For Ritson, Millennials are a figment of marketing.
“Millennials endorse marketing’s obsession with youth. We are massively attracted to younger consumers, even though they don’t have any money. Millennials are not just not a segment but defy all the laws of segmentation. There are segments within the group, but they transcend age. Marketers who know their oats know that millennials can’t be a segment.”
“There is a self-induced mania in Australia, a cult of digital obsession,” according to Ritson.
Despite, OzTAM data, released earlier this year, which revealed that 84 per cent of all video is watched on TV,
digital enthusiasts continue to divert their media spend online.
While TV is dying, it’s not dead yet and still has significant merit in marketing.
“Will we in the future be watching more TV? Definitely not. Will my children predominantly experience video on their TV when they turn 18? I don’t know. What I do know is that I don’t care about anything past the next three years when it comes to media planning or strategy and neither should you. In the next three years, TV will be the dominant source of video for every single demographic in Australia. After that I don’t know.”
Verdict: Superb, for now.
Corporate social responsibility
Great in theory, but not in practice, argues Ritson.

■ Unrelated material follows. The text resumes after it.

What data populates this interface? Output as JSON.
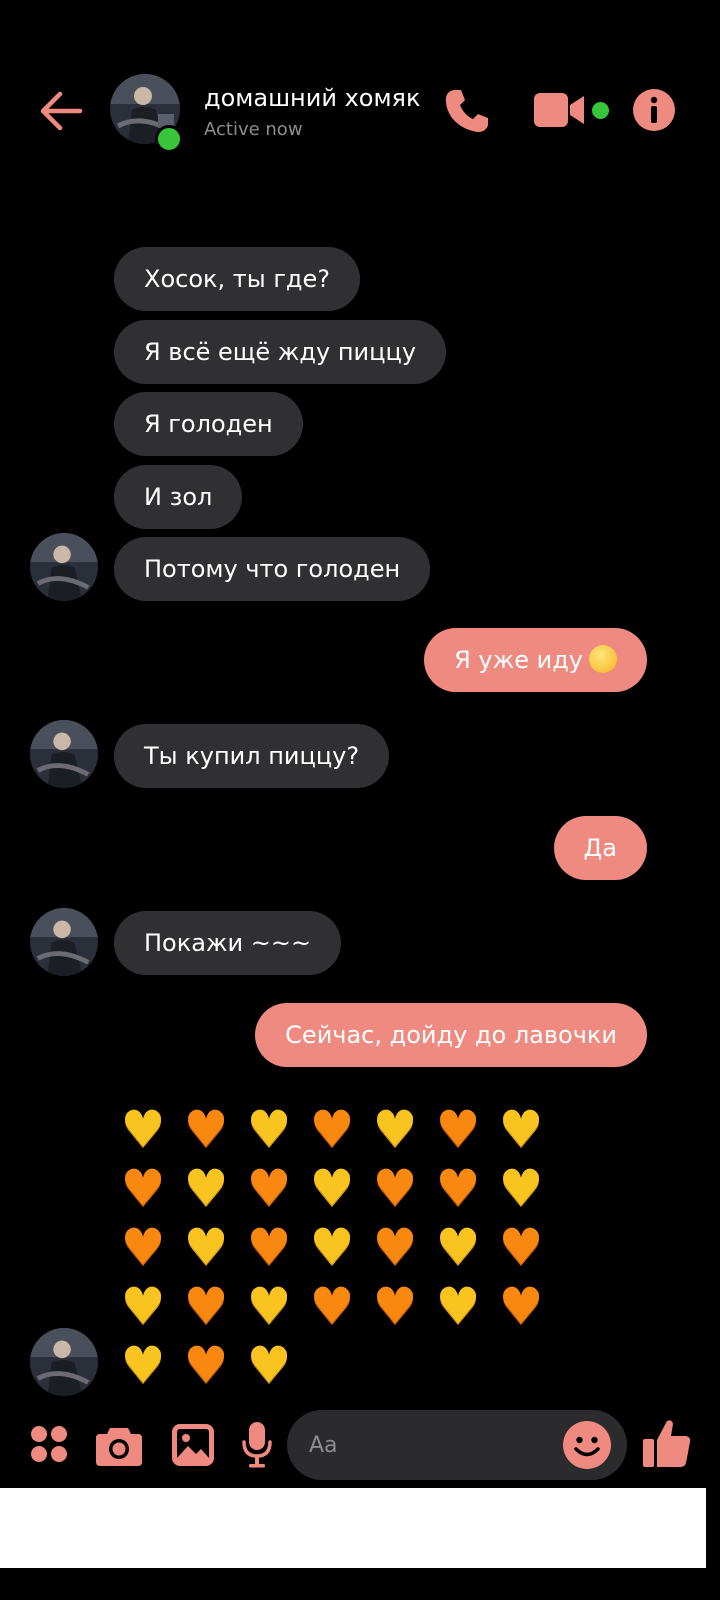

“Corporate social responsibility is, for many companies, a smokescreen for tax dodging while they get on with the dirty business of making as much money as possible. It’s a problem and nobody talks about it.”
Don’t believe what you hear, targeting is still the most important step in marketing. When you try to target everybody through mass marketing, you end up with vanilla, argues Ritson.

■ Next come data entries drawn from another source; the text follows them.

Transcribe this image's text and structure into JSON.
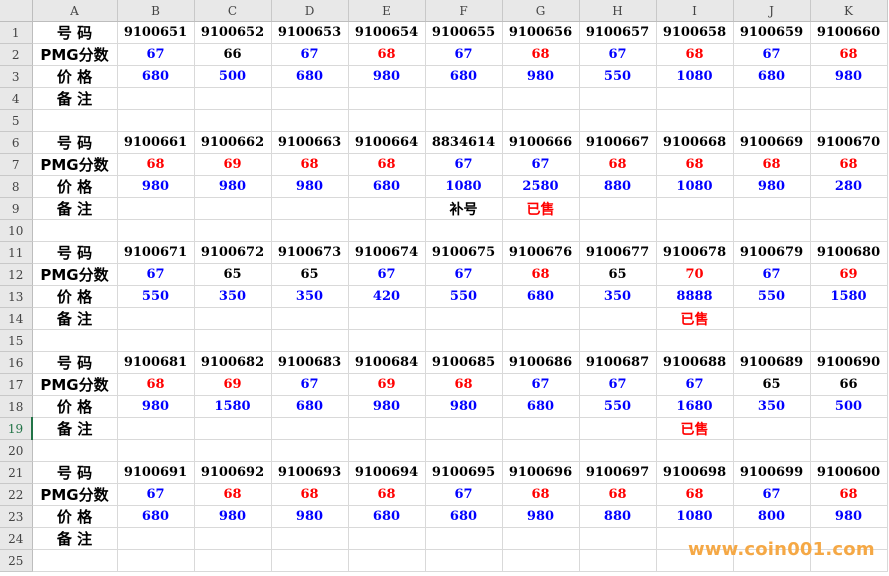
{
  "colors": {
    "black": "#000000",
    "red": "#ff0000",
    "blue": "#0000ff",
    "header_bg": "#e8e8e8",
    "grid": "#d9d9d9",
    "active_row": "#217346",
    "watermark": "#f5a845"
  },
  "columns": [
    "A",
    "B",
    "C",
    "D",
    "E",
    "F",
    "G",
    "H",
    "I",
    "J",
    "K"
  ],
  "labels": {
    "number": "号 码",
    "pmg": "PMG分数",
    "price": "价 格",
    "note": "备 注"
  },
  "active_row": 19,
  "watermark": "www.coin001.com",
  "blocks": [
    {
      "numbers": [
        "9100651",
        "9100652",
        "9100653",
        "9100654",
        "9100655",
        "9100656",
        "9100657",
        "9100658",
        "9100659",
        "9100660"
      ],
      "pmg": [
        {
          "v": "67",
          "c": "blue"
        },
        {
          "v": "66",
          "c": "black"
        },
        {
          "v": "67",
          "c": "blue"
        },
        {
          "v": "68",
          "c": "red"
        },
        {
          "v": "67",
          "c": "blue"
        },
        {
          "v": "68",
          "c": "red"
        },
        {
          "v": "67",
          "c": "blue"
        },
        {
          "v": "68",
          "c": "red"
        },
        {
          "v": "67",
          "c": "blue"
        },
        {
          "v": "68",
          "c": "red"
        }
      ],
      "price": [
        "680",
        "500",
        "680",
        "980",
        "680",
        "980",
        "550",
        "1080",
        "680",
        "980"
      ],
      "notes": [
        null,
        null,
        null,
        null,
        null,
        null,
        null,
        null,
        null,
        null
      ]
    },
    {
      "numbers": [
        "9100661",
        "9100662",
        "9100663",
        "9100664",
        "8834614",
        "9100666",
        "9100667",
        "9100668",
        "9100669",
        "9100670"
      ],
      "pmg": [
        {
          "v": "68",
          "c": "red"
        },
        {
          "v": "69",
          "c": "red"
        },
        {
          "v": "68",
          "c": "red"
        },
        {
          "v": "68",
          "c": "red"
        },
        {
          "v": "67",
          "c": "blue"
        },
        {
          "v": "67",
          "c": "blue"
        },
        {
          "v": "68",
          "c": "red"
        },
        {
          "v": "68",
          "c": "red"
        },
        {
          "v": "68",
          "c": "red"
        },
        {
          "v": "68",
          "c": "red"
        }
      ],
      "price": [
        "980",
        "980",
        "980",
        "680",
        "1080",
        "2580",
        "880",
        "1080",
        "980",
        "280"
      ],
      "notes": [
        null,
        null,
        null,
        null,
        {
          "v": "补号",
          "c": "black"
        },
        {
          "v": "已售",
          "c": "red"
        },
        null,
        null,
        null,
        null
      ]
    },
    {
      "numbers": [
        "9100671",
        "9100672",
        "9100673",
        "9100674",
        "9100675",
        "9100676",
        "9100677",
        "9100678",
        "9100679",
        "9100680"
      ],
      "pmg": [
        {
          "v": "67",
          "c": "blue"
        },
        {
          "v": "65",
          "c": "black"
        },
        {
          "v": "65",
          "c": "black"
        },
        {
          "v": "67",
          "c": "blue"
        },
        {
          "v": "67",
          "c": "blue"
        },
        {
          "v": "68",
          "c": "red"
        },
        {
          "v": "65",
          "c": "black"
        },
        {
          "v": "70",
          "c": "red"
        },
        {
          "v": "67",
          "c": "blue"
        },
        {
          "v": "69",
          "c": "red"
        }
      ],
      "price": [
        "550",
        "350",
        "350",
        "420",
        "550",
        "680",
        "350",
        "8888",
        "550",
        "1580"
      ],
      "notes": [
        null,
        null,
        null,
        null,
        null,
        null,
        null,
        {
          "v": "已售",
          "c": "red"
        },
        null,
        null
      ]
    },
    {
      "numbers": [
        "9100681",
        "9100682",
        "9100683",
        "9100684",
        "9100685",
        "9100686",
        "9100687",
        "9100688",
        "9100689",
        "9100690"
      ],
      "pmg": [
        {
          "v": "68",
          "c": "red"
        },
        {
          "v": "69",
          "c": "red"
        },
        {
          "v": "67",
          "c": "blue"
        },
        {
          "v": "69",
          "c": "red"
        },
        {
          "v": "68",
          "c": "red"
        },
        {
          "v": "67",
          "c": "blue"
        },
        {
          "v": "67",
          "c": "blue"
        },
        {
          "v": "67",
          "c": "blue"
        },
        {
          "v": "65",
          "c": "black"
        },
        {
          "v": "66",
          "c": "black"
        }
      ],
      "price": [
        "980",
        "1580",
        "680",
        "980",
        "980",
        "680",
        "550",
        "1680",
        "350",
        "500"
      ],
      "notes": [
        null,
        null,
        null,
        null,
        null,
        null,
        null,
        {
          "v": "已售",
          "c": "red"
        },
        null,
        null
      ]
    },
    {
      "numbers": [
        "9100691",
        "9100692",
        "9100693",
        "9100694",
        "9100695",
        "9100696",
        "9100697",
        "9100698",
        "9100699",
        "9100600"
      ],
      "pmg": [
        {
          "v": "67",
          "c": "blue"
        },
        {
          "v": "68",
          "c": "red"
        },
        {
          "v": "68",
          "c": "red"
        },
        {
          "v": "68",
          "c": "red"
        },
        {
          "v": "67",
          "c": "blue"
        },
        {
          "v": "68",
          "c": "red"
        },
        {
          "v": "68",
          "c": "red"
        },
        {
          "v": "68",
          "c": "red"
        },
        {
          "v": "67",
          "c": "blue"
        },
        {
          "v": "68",
          "c": "red"
        }
      ],
      "price": [
        "680",
        "980",
        "980",
        "680",
        "680",
        "980",
        "880",
        "1080",
        "800",
        "980"
      ],
      "notes": [
        null,
        null,
        null,
        null,
        null,
        null,
        null,
        null,
        null,
        null
      ]
    }
  ]
}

“Sometimes it makes sense to mass market, but, in many other case, if you’re not a brand like Mars, with the budget to reach everybody, but only have 24 sales reps going out to 850 surgeons, then you need to target because you can’t reach everyone.”

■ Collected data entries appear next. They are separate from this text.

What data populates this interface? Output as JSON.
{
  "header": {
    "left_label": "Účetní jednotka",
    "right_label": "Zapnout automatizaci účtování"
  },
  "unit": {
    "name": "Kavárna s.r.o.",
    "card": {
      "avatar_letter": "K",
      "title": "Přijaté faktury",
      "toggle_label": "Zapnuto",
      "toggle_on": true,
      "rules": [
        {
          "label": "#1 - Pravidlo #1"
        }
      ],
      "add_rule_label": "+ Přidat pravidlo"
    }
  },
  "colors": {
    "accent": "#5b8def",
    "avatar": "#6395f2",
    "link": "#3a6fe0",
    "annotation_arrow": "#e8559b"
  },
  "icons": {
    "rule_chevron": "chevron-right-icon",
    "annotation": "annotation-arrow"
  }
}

“I think the 80/20 rule still applies in many of the cases I encounter – 80 percent of the profit pool is in 20 per cent of the buyers.”
Just like corporate social responsibility, brand valuation is brilliant in theory, and that’s about it.
Putting a financial value on brand equity itself is valuable as it gives marketers the ability to show their CFO and senior management the worth of marketing in the long term. However, that perceived value is too fluffy to trust.
“Each year, the top-three valuation companies produce an annual league table, measuring brand equity. Apple is the most valuable brand, according to the league tables, than any other brand.
“Interbrand says the Apple brand equity is worth $170 billion. Brand Zee says its worth $247 billion and Brand Finance says it’s worth $128 billion.”
How, Ritson asks, can brand valuations be trusted if “the biggest brand valuation firms can’t agree within 120 billion dollars what a brand is worth?”
It’s not a perfect system but it’s doable and good.
“Zero means I don’t know how much I’m going to spend and invest, and I don’t know what the allocations will be. That’s a problem for Google and Facebook because they want a fixed allocation of your spend at the start of the year before the strategy is developed.”
For zero-base budgeting to work, marketers need to start with no allocation and conduct research, followed by segmentation, targeting, positioning and set objectives. From here, you can see if those objectives come true and brief agencies to execute.
“I present my plan to senior management. I don’t take their £550,000. I go to them with my marketing plan, and it doesn’t end with a ‘thank you’ but a budget proposal. And in that budget proposal, I present how much money I need and how much I’ll give them back.
“I think there is genuine brand purpose out there, particularly if you look at Ben & Jerry’s. However, I don’t think McDonald’s have a brand purpose, other than to sell as many burgers as possible. There’s nothing wrong with that, just don’t distract yourself with a higher purpose if it’s not authentic or legitimate,” argues Ritson.
At Wharton University, 21 years ago, Ritson studied “international marketing”, a course that no longer exists.
“Why? Because, how can you do marketing that isn’t international? The same thing will happen to ‘digital marketing’ in the next 24 months.”
To quote Ivan Menendez, CEO of Diageo: “It’s not about doing digital marketing, it’s about marketing effectively in a digital world.”
Verdict: Digital marketing simply doesn’t exist.